To find the solution to the system Ax=b using the LU factorization:

We need to first decompose the matrix A into its lower and upper triangular matrices L and U respectively, such that A = LU.

Using the given LU factorization of A, we can write:

L = [1 0 0] [1 0 0] [-1 3 1]

U = [2 3 4] [0 -4 3] [0 0 -1]

Next, we need to solve the system LY=b.
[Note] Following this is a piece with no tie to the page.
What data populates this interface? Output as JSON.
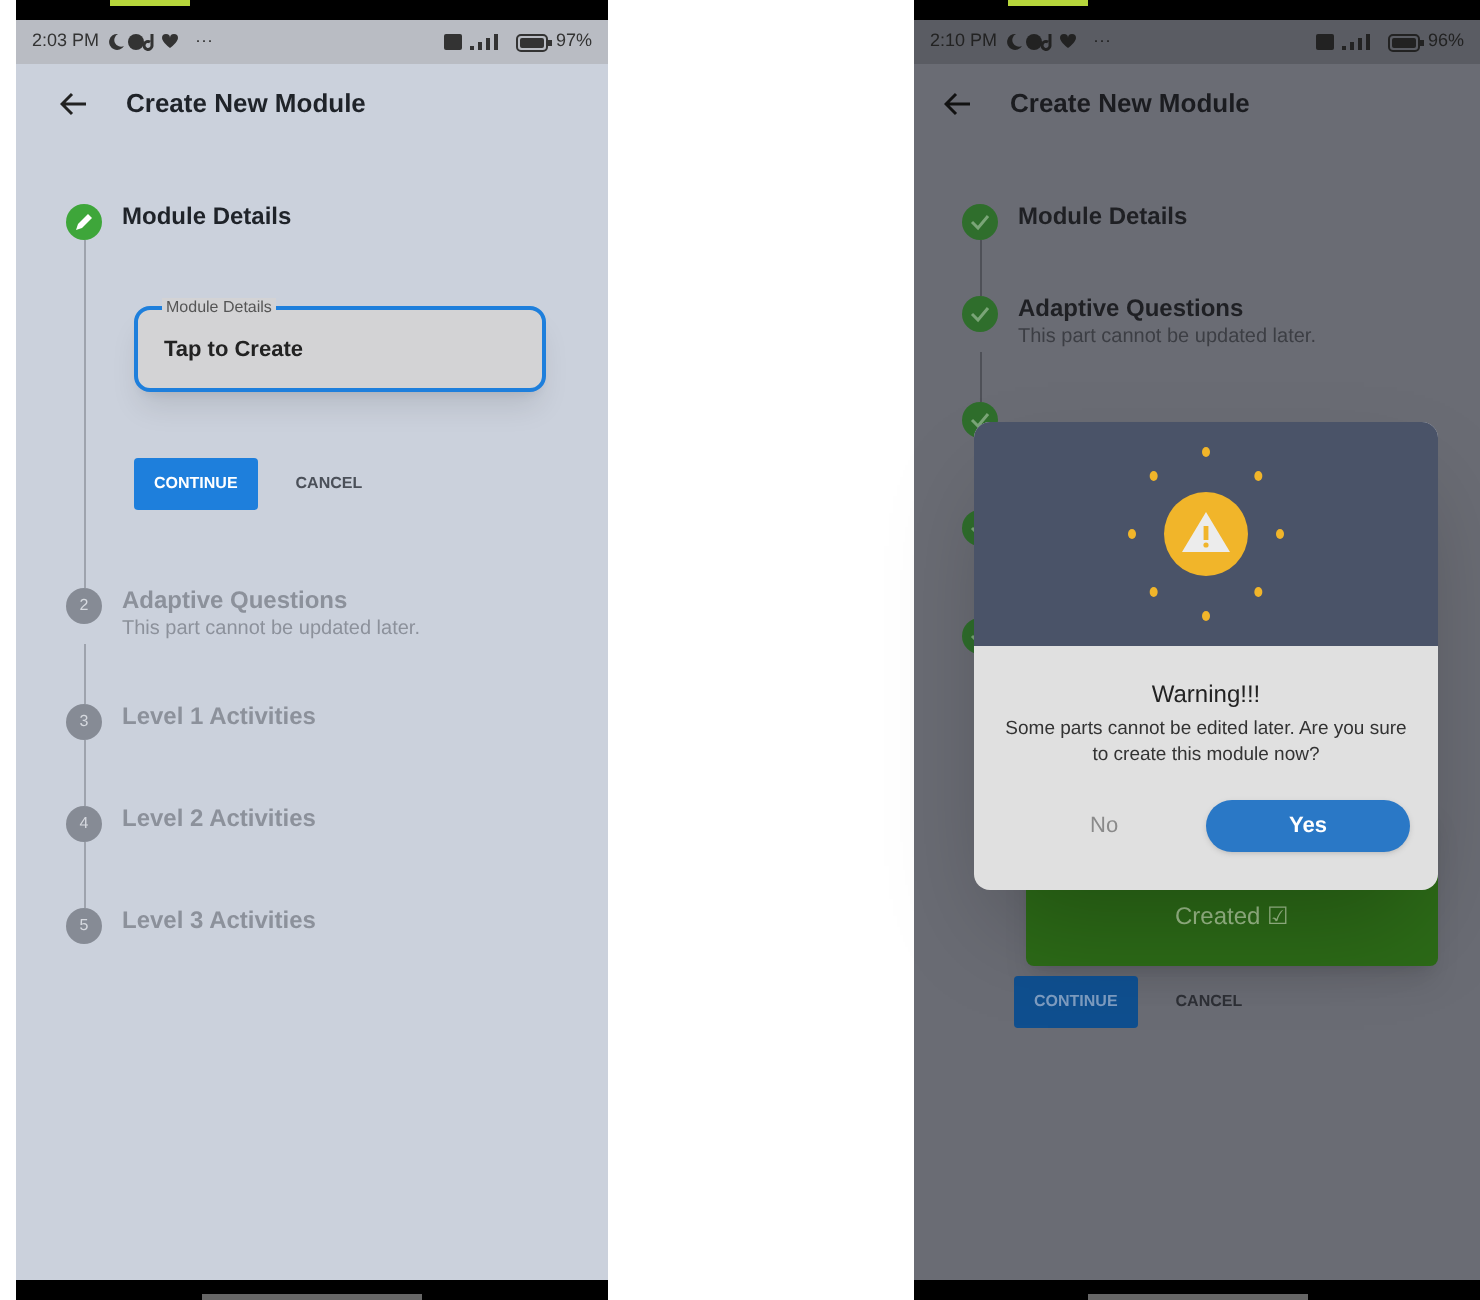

We can substitute L and Y with their corresponding matrices and variables respectively:

[1 0 0] [1 0 0] [-1 3 1] [y1 y2 y3] = [4 17 43]

Simplifying this system, we get:

y1 = 4

y2 = 17

-y1 + 3y2 + y3 = 43

Solving for y3, we get:

y3 = 30

Now that we have the values for Y, we can solve the system Ux=Y to get the solution to Ax=b.
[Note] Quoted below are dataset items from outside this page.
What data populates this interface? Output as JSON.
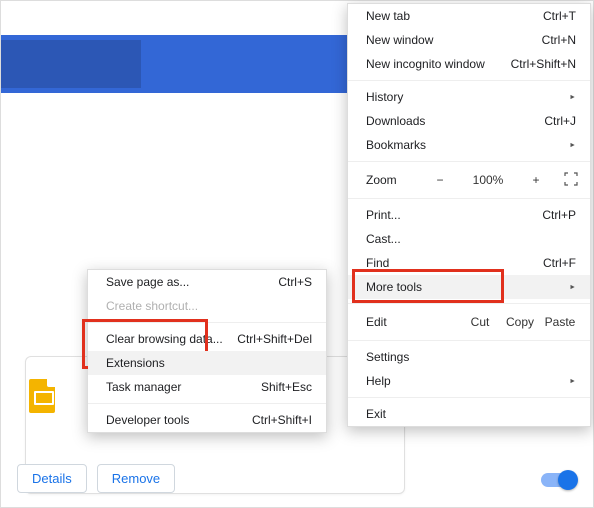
{
  "menu": {
    "new_tab": {
      "label": "New tab",
      "shortcut": "Ctrl+T"
    },
    "new_window": {
      "label": "New window",
      "shortcut": "Ctrl+N"
    },
    "new_incognito": {
      "label": "New incognito window",
      "shortcut": "Ctrl+Shift+N"
    },
    "history": {
      "label": "History"
    },
    "downloads": {
      "label": "Downloads",
      "shortcut": "Ctrl+J"
    },
    "bookmarks": {
      "label": "Bookmarks"
    },
    "zoom": {
      "label": "Zoom",
      "minus": "−",
      "value": "100%",
      "plus": "+"
    },
    "print": {
      "label": "Print...",
      "shortcut": "Ctrl+P"
    },
    "cast": {
      "label": "Cast..."
    },
    "find": {
      "label": "Find",
      "shortcut": "Ctrl+F"
    },
    "more_tools": {
      "label": "More tools"
    },
    "edit": {
      "label": "Edit",
      "cut": "Cut",
      "copy": "Copy",
      "paste": "Paste"
    },
    "settings": {
      "label": "Settings"
    },
    "help": {
      "label": "Help"
    },
    "exit": {
      "label": "Exit"
    }
  },
  "submenu": {
    "save_as": {
      "label": "Save page as...",
      "shortcut": "Ctrl+S"
    },
    "create_shortcut": {
      "label": "Create shortcut..."
    },
    "clear_data": {
      "label": "Clear browsing data...",
      "shortcut": "Ctrl+Shift+Del"
    },
    "extensions": {
      "label": "Extensions"
    },
    "task_manager": {
      "label": "Task manager",
      "shortcut": "Shift+Esc"
    },
    "dev_tools": {
      "label": "Developer tools",
      "shortcut": "Ctrl+Shift+I"
    }
  },
  "card": {
    "details": "Details",
    "remove": "Remove"
  }
}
We can substitute U and X with their corresponding matrices and variables respectively:

[2 3 4] [0 -4 3] [0 0 -1] [x1 x2 x3] = [y1 y2 y3]

Simplifying this system, we get:

2x1 + 3x2 + 4x3 = 4

-4x2 + 3x3 = 17

-x3 = 30

Solving for x3, we get:

x3 = -30

Substituting x3 into the second equation, we get:

-4x2 + 3(-30) = 17

Solving for x2, we get:

x2 = -23/4

Substituting x2 and x3 into the first equation, we get:

2x1 + 3(-23/4) + 4(-30) = 4

Solving for x1, we get:

x1 = 27

Therefore, the solution to Ax=b using the LU factorization is:

x = [27 -23/4 -30]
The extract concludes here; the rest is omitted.